Considered to be one of the most important churchmen, and perhaps one of the most important theologians, of our time, SERVANT OF GOD LUIGI GIOVANNI GIUSSANI was born on October 15, 1922, in Desio, a small town in Brianza, north of Milan, Italy. His parents were Beniamino, an artist and a carpenter, and Angelina, who worked in a textile factory. He was a Socialist; she, a devout Catholic.
Luigi entered the seminary at the age of eleven, and was ordained a priest on May 26, 1945, by Bl. Cardinal Ildefonso Schuster, OSB. His ordination had been accelerated by the authorities in the Milan archdiocese as they feared that his serious respiratory health problems (which would plague him his entire life) would lead to his death before becoming a priest.
After ordination, he taught for a while, and discovered a remarkable talent for communicating with the young. In 1954, he went to teach at a Milan secondary school, and that same year founded a movement called Student Youth, which grew into Communion and Liberation.
In the early 1950s, he requested of his superiors to be allowed to leave seminary teaching to work in high schools. He was driven by a desire to bring the Christian experience to the school environment in response to the questions of young people living in a context that he perceived to be increasingly hostile to both the Christian faith and the Catholic Church. He perceived a need to help young people to discover that real faith was relevant to one's life.
In 1964 Father Giussani began teaching introductory theology at the Università Cattolica del Sacro Cuore in Milan, a position he occupied until 1990. In obedience to a request of his Archbishop, Giovanni Colombo, he devoted himself to theological studies. In the late 1960s his superiors sent him on several periods of study in the USA. During this time he wrote “ An Outline of American Protestant Theology. An Historic Profile from the Origins to the 50s”.
One of Father Giussani's central themes is that Christian faith is, in its most primary and central form, a relationship. He emphasized that Christianity began as a relationship with a particular individual, Jesus of Nazareth, and that the morals and theology of the Church are an outgrowth of this relationship.
He believed that one of the central problems for faith in the modern world is that it has been subject to various reductions. Some people experience faith as merely an empty formalism completely focused on following moral rules. There is no longer a living relationship with the person of God, but instead a ritualistic attempt to meet standards. Similarly, faith is sometimes reduced to intellectualism or an attempt to rationally defend certain doctrinal positions. Although morals and doctrine are both important they are not the central event of faith.

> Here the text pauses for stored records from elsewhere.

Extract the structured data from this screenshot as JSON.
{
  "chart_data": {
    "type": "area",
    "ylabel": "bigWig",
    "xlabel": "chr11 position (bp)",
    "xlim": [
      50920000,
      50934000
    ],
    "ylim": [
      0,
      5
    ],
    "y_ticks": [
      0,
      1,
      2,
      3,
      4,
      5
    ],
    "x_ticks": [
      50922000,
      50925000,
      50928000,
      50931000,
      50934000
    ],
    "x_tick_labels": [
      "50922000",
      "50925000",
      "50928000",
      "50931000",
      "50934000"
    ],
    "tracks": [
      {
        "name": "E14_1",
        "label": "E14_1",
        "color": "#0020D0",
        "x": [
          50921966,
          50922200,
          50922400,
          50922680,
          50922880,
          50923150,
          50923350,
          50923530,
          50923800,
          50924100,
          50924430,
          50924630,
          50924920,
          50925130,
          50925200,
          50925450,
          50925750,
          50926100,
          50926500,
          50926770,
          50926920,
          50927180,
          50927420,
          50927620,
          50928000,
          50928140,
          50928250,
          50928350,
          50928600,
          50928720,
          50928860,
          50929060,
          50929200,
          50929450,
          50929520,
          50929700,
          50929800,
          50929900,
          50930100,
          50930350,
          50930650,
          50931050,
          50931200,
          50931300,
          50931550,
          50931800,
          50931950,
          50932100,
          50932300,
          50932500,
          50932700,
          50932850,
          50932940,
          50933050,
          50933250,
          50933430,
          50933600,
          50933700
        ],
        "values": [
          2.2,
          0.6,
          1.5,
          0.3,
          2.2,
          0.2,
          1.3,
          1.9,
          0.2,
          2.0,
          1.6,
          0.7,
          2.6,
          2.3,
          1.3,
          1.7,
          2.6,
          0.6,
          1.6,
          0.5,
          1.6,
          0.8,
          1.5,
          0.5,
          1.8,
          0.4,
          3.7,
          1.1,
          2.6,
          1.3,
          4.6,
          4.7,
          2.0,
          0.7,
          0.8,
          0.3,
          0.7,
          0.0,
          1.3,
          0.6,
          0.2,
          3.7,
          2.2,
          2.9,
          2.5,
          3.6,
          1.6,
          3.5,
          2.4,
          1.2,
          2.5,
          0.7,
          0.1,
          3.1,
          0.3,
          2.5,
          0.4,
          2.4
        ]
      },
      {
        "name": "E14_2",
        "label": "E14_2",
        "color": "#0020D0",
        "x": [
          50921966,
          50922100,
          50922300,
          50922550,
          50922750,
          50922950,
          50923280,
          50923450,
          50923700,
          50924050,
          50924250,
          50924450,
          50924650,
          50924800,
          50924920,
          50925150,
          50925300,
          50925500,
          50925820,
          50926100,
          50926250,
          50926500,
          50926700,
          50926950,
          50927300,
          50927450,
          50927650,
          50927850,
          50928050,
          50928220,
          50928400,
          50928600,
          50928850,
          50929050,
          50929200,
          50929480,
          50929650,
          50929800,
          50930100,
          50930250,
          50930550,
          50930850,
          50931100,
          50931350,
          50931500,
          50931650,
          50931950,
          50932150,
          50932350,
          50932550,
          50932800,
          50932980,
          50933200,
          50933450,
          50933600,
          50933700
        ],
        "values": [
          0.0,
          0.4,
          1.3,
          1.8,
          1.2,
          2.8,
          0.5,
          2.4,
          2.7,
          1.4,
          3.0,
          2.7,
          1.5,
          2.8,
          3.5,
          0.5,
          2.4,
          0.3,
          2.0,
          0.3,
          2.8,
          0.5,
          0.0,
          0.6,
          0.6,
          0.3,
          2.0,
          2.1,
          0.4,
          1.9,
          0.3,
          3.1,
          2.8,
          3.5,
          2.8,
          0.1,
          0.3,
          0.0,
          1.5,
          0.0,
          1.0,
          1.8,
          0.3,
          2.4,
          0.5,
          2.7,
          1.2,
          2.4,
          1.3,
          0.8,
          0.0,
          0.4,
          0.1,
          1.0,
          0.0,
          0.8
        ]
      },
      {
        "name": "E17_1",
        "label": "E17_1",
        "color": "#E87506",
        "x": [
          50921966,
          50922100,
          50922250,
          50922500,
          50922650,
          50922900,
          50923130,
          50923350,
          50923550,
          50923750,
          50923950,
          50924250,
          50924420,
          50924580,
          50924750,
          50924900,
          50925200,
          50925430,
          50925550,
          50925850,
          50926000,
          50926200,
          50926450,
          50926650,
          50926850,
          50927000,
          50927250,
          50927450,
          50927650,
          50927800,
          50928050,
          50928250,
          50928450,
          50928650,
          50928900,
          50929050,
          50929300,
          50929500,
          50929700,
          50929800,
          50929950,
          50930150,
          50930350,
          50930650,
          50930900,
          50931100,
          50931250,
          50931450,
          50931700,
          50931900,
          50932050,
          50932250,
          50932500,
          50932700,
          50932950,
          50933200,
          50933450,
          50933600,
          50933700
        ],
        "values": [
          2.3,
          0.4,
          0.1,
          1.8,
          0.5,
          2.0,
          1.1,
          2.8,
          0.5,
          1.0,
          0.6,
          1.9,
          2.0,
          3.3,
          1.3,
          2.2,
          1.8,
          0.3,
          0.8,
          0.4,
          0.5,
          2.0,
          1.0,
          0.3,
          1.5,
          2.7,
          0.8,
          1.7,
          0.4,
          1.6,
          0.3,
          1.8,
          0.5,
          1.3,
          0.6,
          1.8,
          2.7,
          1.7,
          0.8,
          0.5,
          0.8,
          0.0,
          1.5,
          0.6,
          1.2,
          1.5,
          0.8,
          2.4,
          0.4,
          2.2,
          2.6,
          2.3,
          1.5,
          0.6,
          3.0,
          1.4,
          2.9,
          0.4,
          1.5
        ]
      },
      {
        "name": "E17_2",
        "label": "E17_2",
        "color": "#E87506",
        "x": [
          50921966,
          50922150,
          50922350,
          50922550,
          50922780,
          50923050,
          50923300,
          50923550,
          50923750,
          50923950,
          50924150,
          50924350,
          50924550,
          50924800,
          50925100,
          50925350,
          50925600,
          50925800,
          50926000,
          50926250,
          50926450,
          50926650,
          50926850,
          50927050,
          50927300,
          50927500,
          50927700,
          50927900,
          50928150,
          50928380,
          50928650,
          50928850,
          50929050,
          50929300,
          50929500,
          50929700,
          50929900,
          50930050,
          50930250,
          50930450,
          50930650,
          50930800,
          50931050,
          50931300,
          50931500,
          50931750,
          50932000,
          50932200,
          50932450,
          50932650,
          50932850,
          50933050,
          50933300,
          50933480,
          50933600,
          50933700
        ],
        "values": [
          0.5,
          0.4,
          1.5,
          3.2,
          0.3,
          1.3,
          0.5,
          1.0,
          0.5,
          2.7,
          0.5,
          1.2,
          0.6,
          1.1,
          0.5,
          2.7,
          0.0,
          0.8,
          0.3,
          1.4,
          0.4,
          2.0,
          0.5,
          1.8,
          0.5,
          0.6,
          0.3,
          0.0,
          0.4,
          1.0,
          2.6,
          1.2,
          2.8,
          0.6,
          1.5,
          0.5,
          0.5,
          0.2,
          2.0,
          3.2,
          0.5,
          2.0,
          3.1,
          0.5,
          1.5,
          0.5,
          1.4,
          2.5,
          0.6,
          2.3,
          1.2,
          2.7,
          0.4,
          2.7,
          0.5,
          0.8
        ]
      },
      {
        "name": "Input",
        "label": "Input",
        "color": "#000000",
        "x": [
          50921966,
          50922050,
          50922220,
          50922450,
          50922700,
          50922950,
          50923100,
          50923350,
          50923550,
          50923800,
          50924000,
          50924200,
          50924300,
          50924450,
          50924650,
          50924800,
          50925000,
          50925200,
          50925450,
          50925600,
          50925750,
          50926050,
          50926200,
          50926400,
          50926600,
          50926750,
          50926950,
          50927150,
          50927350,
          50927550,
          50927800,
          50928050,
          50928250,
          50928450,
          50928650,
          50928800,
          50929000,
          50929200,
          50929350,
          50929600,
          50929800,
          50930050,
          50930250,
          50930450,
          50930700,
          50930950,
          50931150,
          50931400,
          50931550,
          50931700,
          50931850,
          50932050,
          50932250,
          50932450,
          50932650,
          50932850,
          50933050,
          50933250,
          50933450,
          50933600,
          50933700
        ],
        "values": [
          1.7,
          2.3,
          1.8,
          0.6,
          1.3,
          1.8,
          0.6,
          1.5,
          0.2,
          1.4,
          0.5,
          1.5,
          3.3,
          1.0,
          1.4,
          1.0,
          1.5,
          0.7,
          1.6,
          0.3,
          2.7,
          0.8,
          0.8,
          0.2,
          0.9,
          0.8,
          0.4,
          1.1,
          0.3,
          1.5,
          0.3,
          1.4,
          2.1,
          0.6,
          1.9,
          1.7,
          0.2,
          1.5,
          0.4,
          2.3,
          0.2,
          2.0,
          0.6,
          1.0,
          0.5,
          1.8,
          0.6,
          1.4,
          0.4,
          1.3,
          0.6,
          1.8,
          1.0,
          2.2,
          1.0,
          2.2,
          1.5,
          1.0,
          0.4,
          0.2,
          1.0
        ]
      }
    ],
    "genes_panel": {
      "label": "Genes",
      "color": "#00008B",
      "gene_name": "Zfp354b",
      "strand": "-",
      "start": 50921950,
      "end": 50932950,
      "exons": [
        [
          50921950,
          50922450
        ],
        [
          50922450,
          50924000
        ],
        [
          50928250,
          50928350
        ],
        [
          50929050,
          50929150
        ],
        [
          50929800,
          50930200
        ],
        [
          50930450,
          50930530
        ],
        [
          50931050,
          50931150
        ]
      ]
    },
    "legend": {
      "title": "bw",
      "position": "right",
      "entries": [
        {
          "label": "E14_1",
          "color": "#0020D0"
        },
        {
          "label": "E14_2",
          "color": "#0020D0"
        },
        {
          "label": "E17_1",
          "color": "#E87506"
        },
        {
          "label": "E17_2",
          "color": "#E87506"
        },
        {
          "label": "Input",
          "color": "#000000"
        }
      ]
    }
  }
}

The central reality of faith is a relationship with Christ as He becomes visible within reality.
In 1983 he was given the title of Monsignor by Pope St. John Paul II. He outlined his views on politics in an address to an assembly of the Italian Christian Democratic party at Assago on 6 February 1987.
He died on 22 February 2005 at the age of eighty-three and was interred in Milan's Cimitero Monumentale.
Joseph Cardinal Ratzinger, (later Pope Benedict XVI), delivered the homily at his funeral, where he said of Msgr.Giussani: "He understood that Christianity is not an intellectual system, a packet of dogmas, a moralism; Christianity is rather an encounter, a love story; it is an event".
On 17 January 2006, the Holy See officially recognized Servant of God Giussani as the co-founder, along with Fr. Étienne Pernet, A.A, of the Sisters of Charity of the Assumption, a community of religious women.